Coffee-Shooting Brake

by CFlo

Try not to shoot coffee out of your nose at the thought of it, but I think Mazda should have made the Miata available as a shooting brake, right since the Year 0 Anno Miatae (i.e. 1989 AD). Stretching the roof, adding a hatch, and the wagon-defining D-pillar would make the Miata more than just a hairdresser’s runabout or weekend track rat; it would turn this into something you could almost own by itself.

What car do you think should’ve been – or should be – made as a shooting brake? That’s a sporty 2-door wagon to the plebes.
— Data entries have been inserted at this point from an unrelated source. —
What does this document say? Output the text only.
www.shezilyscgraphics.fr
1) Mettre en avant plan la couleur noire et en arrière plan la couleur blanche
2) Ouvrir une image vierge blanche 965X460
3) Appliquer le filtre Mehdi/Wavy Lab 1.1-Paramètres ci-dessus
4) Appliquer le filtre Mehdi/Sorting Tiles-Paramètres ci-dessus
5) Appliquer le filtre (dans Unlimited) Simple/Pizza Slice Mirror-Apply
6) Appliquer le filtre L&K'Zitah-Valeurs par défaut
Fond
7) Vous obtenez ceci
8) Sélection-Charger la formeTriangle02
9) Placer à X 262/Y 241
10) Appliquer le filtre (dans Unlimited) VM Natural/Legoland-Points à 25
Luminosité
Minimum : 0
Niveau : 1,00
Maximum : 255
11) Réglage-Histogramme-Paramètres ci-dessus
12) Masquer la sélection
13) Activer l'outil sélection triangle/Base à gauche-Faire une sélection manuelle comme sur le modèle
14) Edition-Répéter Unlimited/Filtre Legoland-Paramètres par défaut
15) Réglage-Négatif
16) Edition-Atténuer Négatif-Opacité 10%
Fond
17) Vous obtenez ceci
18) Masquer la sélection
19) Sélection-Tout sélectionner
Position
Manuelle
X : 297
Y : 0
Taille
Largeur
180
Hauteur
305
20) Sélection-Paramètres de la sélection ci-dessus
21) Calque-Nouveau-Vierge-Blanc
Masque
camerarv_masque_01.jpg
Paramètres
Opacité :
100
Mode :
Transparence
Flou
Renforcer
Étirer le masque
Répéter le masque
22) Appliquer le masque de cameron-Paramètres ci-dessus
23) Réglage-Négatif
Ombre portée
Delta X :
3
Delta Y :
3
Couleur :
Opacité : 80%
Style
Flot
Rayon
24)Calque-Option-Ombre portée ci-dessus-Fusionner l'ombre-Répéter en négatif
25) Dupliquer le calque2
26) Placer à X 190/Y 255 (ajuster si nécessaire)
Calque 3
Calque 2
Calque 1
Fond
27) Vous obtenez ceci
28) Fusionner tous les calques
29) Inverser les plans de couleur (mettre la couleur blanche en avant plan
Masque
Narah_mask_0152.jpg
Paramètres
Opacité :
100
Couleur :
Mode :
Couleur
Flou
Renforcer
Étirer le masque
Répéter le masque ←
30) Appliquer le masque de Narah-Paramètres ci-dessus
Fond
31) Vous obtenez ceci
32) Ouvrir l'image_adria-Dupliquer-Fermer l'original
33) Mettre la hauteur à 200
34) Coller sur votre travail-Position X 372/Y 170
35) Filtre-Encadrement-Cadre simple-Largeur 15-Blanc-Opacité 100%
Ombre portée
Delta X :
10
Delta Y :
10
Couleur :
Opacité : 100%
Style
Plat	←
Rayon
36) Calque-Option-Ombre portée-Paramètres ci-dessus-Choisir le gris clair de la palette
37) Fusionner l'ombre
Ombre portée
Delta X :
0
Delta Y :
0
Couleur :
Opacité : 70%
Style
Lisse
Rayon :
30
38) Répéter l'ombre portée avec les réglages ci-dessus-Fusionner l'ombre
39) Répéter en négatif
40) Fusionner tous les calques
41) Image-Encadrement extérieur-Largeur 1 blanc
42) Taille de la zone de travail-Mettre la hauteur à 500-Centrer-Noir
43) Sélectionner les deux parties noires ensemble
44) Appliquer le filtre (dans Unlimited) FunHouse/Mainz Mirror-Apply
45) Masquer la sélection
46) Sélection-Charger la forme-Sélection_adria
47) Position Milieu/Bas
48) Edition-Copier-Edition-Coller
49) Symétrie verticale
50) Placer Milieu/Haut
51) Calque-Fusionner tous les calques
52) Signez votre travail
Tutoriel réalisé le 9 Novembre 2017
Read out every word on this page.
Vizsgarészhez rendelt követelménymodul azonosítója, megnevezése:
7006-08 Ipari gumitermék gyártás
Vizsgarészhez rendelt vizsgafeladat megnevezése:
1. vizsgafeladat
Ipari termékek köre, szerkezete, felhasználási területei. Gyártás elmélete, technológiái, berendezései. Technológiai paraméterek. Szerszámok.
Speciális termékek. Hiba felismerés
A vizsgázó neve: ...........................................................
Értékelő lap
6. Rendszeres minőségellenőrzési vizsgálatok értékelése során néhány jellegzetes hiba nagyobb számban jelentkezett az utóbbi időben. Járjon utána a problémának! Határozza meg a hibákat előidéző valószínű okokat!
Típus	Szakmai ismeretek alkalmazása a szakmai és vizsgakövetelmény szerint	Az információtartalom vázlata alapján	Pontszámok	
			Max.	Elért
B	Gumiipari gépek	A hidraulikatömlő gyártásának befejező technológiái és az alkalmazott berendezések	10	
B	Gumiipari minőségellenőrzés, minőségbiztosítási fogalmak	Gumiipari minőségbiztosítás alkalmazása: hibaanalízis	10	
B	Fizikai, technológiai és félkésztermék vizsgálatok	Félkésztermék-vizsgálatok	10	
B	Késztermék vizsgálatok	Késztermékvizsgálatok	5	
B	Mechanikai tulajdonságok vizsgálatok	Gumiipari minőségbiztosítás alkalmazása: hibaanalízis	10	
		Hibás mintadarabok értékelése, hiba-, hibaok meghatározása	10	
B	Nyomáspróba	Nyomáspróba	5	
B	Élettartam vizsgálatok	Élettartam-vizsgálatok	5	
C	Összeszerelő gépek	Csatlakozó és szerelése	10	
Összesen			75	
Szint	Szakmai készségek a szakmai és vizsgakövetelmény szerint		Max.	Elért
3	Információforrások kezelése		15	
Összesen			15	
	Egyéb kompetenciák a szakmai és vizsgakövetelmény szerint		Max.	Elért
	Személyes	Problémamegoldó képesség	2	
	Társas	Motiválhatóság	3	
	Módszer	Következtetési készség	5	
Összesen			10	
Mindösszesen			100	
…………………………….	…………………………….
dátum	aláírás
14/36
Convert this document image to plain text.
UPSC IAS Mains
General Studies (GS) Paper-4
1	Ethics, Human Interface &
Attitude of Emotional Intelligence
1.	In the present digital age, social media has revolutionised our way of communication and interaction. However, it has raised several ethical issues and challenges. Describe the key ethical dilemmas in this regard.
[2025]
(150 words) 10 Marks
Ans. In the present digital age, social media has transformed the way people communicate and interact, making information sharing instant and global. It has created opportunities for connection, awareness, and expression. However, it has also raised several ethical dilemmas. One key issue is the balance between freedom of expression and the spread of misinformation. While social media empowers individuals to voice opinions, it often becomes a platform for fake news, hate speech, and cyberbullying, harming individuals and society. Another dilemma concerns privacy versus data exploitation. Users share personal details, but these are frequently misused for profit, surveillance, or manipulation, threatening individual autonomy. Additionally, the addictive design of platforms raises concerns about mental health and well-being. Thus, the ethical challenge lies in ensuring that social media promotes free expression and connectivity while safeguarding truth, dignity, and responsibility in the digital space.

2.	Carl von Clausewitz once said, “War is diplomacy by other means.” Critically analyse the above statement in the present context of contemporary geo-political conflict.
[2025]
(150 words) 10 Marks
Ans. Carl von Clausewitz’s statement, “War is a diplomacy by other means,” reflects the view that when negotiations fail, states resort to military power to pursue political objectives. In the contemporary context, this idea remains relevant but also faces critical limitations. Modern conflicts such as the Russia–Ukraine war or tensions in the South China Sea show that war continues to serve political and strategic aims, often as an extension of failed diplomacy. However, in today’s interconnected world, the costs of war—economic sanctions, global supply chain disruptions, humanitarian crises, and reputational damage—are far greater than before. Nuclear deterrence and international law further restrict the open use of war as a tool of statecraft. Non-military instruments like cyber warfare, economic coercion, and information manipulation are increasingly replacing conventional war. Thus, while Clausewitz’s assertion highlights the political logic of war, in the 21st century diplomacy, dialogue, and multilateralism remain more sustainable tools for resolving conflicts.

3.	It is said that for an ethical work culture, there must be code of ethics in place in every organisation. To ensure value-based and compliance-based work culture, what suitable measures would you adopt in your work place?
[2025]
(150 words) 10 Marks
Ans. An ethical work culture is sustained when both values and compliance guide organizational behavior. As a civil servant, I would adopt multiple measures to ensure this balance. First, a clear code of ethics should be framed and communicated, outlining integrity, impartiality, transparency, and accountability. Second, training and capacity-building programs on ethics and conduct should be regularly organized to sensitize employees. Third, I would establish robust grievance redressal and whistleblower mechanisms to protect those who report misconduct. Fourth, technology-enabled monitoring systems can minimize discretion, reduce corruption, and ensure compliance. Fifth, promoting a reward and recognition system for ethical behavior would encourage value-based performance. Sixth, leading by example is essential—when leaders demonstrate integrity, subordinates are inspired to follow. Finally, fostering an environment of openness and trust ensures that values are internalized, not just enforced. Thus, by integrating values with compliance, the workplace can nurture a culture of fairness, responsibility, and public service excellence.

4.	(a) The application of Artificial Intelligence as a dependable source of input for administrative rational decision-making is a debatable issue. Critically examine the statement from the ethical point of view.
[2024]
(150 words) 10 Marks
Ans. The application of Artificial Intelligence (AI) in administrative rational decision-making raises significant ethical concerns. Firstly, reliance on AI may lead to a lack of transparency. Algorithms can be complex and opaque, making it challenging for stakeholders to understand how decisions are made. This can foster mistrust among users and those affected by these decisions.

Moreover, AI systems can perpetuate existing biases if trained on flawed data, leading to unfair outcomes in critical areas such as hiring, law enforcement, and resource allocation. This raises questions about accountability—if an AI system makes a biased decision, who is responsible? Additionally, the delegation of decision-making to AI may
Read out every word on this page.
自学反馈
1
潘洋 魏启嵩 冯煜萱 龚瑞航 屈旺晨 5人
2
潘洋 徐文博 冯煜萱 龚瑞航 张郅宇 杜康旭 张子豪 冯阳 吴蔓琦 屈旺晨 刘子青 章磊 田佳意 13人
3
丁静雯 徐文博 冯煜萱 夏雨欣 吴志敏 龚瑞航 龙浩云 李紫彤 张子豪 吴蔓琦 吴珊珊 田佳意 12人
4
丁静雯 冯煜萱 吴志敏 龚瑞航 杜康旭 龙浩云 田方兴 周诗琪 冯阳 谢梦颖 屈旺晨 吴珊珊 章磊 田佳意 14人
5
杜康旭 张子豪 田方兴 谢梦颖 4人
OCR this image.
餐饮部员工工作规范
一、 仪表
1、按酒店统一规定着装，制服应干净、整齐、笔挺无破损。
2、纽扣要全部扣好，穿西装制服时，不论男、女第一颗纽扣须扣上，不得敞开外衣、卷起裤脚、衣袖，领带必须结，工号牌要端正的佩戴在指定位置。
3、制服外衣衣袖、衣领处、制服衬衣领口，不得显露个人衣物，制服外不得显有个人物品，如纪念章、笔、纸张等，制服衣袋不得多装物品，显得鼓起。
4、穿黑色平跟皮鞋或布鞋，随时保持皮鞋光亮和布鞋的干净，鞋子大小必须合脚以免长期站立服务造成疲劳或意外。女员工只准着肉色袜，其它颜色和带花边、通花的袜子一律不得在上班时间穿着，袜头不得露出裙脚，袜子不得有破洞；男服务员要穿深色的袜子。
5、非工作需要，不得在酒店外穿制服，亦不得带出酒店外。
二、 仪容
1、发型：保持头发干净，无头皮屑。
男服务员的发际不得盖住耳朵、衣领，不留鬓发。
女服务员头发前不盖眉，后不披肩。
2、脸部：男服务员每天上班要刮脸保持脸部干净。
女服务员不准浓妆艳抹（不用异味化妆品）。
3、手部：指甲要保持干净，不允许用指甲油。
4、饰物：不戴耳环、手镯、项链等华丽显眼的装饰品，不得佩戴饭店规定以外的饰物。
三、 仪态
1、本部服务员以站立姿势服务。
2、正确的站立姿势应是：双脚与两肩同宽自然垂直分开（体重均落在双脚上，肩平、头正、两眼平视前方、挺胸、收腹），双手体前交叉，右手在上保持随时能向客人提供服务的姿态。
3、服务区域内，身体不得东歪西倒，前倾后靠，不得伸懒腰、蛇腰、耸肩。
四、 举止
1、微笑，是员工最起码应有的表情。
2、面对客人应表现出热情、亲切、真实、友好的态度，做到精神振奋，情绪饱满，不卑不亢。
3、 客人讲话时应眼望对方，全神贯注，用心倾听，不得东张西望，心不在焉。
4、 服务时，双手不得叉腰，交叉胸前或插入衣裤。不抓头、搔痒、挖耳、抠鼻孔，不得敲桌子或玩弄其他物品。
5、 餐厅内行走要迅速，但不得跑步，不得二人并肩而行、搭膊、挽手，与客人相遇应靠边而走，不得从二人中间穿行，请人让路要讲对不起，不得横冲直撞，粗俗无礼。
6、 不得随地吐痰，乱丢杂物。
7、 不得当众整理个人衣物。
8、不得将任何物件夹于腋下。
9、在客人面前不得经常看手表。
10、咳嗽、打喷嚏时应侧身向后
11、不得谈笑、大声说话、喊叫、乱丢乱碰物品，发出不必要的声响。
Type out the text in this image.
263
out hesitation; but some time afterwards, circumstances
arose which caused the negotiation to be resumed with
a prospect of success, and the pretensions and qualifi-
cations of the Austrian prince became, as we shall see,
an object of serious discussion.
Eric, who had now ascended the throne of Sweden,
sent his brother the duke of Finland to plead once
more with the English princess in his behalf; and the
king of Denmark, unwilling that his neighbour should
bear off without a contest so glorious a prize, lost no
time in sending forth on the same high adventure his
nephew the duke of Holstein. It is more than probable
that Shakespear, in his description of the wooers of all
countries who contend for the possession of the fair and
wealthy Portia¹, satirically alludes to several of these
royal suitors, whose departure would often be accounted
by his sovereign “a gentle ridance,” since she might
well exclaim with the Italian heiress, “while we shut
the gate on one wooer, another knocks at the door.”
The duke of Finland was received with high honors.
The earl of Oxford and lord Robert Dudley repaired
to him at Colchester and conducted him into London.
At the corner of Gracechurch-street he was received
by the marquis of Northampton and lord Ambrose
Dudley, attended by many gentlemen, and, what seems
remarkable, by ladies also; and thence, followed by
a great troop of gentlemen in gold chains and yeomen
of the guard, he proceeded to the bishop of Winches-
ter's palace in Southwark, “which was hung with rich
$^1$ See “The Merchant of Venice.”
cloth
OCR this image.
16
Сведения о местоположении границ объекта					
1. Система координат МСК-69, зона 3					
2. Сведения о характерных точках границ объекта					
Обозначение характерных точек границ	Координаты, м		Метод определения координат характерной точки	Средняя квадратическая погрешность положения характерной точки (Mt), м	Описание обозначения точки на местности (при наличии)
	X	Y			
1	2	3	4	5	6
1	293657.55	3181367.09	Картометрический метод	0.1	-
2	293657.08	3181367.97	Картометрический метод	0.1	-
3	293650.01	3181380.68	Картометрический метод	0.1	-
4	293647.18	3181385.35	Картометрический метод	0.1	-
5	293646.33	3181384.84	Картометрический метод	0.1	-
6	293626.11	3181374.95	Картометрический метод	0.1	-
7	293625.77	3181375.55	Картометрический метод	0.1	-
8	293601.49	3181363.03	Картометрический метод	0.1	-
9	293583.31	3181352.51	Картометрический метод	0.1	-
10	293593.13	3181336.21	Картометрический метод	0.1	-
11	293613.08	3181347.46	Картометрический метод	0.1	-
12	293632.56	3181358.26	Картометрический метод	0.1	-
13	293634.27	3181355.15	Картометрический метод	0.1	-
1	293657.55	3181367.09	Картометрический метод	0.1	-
I photoshopped the above image myself during a particularly boring week a few years back. The Spec Miata on track image was graciously borrowed from Grassroots Motorsports. I scrounged around in google image search looking at wagon rear sections until I found one I liked – the GG-chassis Subaru Impreza / WRX wagon. A bit of clipping, grafting, and 35 how-to YouTube videos later and I had triumphantly created what you see before you.


Some indeterminate amount of time passed and I got to thinking about little 2-door wagons again…or 3-door wagons, depending on what your definition of a door is…anyways. Volvo made what DT generally regards as the prototypical shooting brake: the 1800ES of course. But what if they’d decided to make a sequel during the 240 era of the late ’70s through early ’90s? So I found this nice side shot of a boring late-model 245:

Armed with the knowledge that for several years the 200 series was the only Volvo platform (and a few drinks into the night), I found it reasonable to imagine that a short wheelbase 3-door could have been designed and engineered by the stalwart manufacturer. Lengthen the doors to 242 style, shorten the wheelbase aft of the B-pillar, shorten the rear overhang…why not? Thus, I give you the 243:

Apparently I forgot the seats. Now, to be fair, Volvo did actually make some 243/263 prototypes but the design was not so much a shooting brake, but more of a hatchback with a sloping rear and the full length and wheelbase of the rest of the 240 family. The Volvo Museum in Gothenburg has presumably the only one left:

I’d be remiss not to mention the Molvo here. This is a 24 Hours of LeMons racing vehicle created by Bernal Dads Racing, representing the unholy mating of a Miata chassis with Volvo 245 rear that’s sort of swallowing/engulfing it from behind. And it’s awful, but it’s still awesome. You can’t unsee the Molvo.

Image borrowed from The Truth About Cars.

Turning to currently available RWD cars, I’d love to see a 5th-gen Camaro shooting brake. Callaway is supposedly doing the same to the C7 Corvette with the AeroWagon, but we need a budget-friendly  version to feature on DT in 12 years when depreciation has left it worth nothing. Four words: cheap, steel, Camaro, wagon.